# It's a jar life, DIY cookie mix



## eiksaa (Jun 8, 2012)

We went to the Long Beach pet expo today. It was ok, too chaotic with a lot of dog pee everywhere (jeez owners, clean it up!!) but there were some good vendors. 

I especially liked 'It's a Jar Life'. It's essentially ingredients in a jar to make your own dog treats. You add eggs and butter and put it in the microwave. I realize you can just buy all those ingredients yourself and make your own treats but that's just more work than I'd ever do. This seems simple!!

Here's a website for the one we bought if you're interested-
http://www.itsajarlife.com/kiss-miss-doggie-biscuits-chicken.html

Anyone tried this? Gustave tried samples and seemed to like it. 



Sent from Petguide.com Free App


----------



## Snowbody (Jan 3, 2009)

Aasthe - it reminds me of the jars they make for people with choc chip cookies. Happy to hear Gustave liked he samples. :chili:


----------



## Yogi's Mom (Jan 6, 2013)

*Did Gustave Have Fun? He forgot to pick Yogi Up In Pa.*
*Ill Check Out that website-Thank You.
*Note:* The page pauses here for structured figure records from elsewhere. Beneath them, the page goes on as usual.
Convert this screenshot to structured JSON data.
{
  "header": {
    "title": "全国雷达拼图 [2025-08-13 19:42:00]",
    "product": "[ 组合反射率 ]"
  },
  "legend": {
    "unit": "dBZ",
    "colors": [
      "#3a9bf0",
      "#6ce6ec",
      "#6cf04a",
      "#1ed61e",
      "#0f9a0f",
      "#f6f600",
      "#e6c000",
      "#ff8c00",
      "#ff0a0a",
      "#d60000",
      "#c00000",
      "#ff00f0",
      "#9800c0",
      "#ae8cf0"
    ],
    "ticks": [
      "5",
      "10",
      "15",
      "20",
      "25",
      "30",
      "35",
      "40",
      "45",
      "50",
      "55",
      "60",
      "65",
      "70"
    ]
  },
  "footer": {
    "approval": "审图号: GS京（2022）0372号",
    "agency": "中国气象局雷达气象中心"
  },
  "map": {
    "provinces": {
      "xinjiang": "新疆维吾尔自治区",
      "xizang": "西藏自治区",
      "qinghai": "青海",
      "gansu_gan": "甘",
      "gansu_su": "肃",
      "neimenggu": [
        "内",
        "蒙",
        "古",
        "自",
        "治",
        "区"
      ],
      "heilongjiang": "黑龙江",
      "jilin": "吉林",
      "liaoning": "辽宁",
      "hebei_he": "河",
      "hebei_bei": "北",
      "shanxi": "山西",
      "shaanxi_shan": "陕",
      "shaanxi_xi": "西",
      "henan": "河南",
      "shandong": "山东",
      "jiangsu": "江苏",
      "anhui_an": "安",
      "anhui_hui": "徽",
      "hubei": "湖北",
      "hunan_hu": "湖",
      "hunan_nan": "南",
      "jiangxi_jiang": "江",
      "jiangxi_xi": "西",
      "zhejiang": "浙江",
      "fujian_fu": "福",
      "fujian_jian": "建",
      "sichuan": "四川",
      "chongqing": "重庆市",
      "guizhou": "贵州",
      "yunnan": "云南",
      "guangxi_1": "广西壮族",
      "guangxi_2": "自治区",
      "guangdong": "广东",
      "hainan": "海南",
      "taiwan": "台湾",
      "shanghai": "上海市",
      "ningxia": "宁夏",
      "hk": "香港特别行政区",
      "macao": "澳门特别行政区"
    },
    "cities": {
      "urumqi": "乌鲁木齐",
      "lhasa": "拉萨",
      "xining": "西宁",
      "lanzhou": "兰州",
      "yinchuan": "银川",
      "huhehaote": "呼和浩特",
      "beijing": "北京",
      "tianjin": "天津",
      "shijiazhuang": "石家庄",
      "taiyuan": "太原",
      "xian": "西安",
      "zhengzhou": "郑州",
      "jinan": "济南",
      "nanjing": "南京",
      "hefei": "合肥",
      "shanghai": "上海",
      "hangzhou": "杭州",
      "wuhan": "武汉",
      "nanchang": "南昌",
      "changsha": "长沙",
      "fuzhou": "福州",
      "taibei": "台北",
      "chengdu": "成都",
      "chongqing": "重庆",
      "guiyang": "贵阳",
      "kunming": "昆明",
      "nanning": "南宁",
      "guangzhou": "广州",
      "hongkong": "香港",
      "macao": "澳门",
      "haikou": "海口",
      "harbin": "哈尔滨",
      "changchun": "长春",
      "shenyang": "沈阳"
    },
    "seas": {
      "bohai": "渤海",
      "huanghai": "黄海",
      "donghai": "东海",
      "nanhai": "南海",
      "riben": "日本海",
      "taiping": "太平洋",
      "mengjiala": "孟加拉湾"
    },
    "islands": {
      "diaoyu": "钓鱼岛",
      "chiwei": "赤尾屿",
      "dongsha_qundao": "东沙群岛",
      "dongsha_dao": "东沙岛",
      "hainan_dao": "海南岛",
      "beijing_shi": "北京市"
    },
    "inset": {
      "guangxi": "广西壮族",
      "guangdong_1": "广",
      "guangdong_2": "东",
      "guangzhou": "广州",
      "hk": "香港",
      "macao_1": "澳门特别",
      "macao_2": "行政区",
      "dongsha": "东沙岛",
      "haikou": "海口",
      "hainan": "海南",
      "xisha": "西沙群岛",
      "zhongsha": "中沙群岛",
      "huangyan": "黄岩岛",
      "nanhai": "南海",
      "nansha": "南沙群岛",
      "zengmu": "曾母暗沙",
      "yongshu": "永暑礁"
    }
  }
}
Nickee**


----------



## eiksaa (Jun 8, 2012)

Snowbody said:


> Aasthe - it reminds me of the jars they make for people with choc chip cookies. Happy to hear Gustave liked he samples. :chili:


There are similar things for people cookies?!! You might have changed my husband's life. He would love for me to 'bake' but it's just so much work!


----------



## eiksaa (Jun 8, 2012)

Yogi's Mom said:


> *Did Gustave Have Fun? He forgot to pick Yogi Up In Pa.*
> *Ill Check Out that website-Thank You. Nickee**


Yes, next time I'll ask him to remember!

I think he had fun. We had a busy morning too, so he was kinda tired. But he loved all the treat sampling.


----------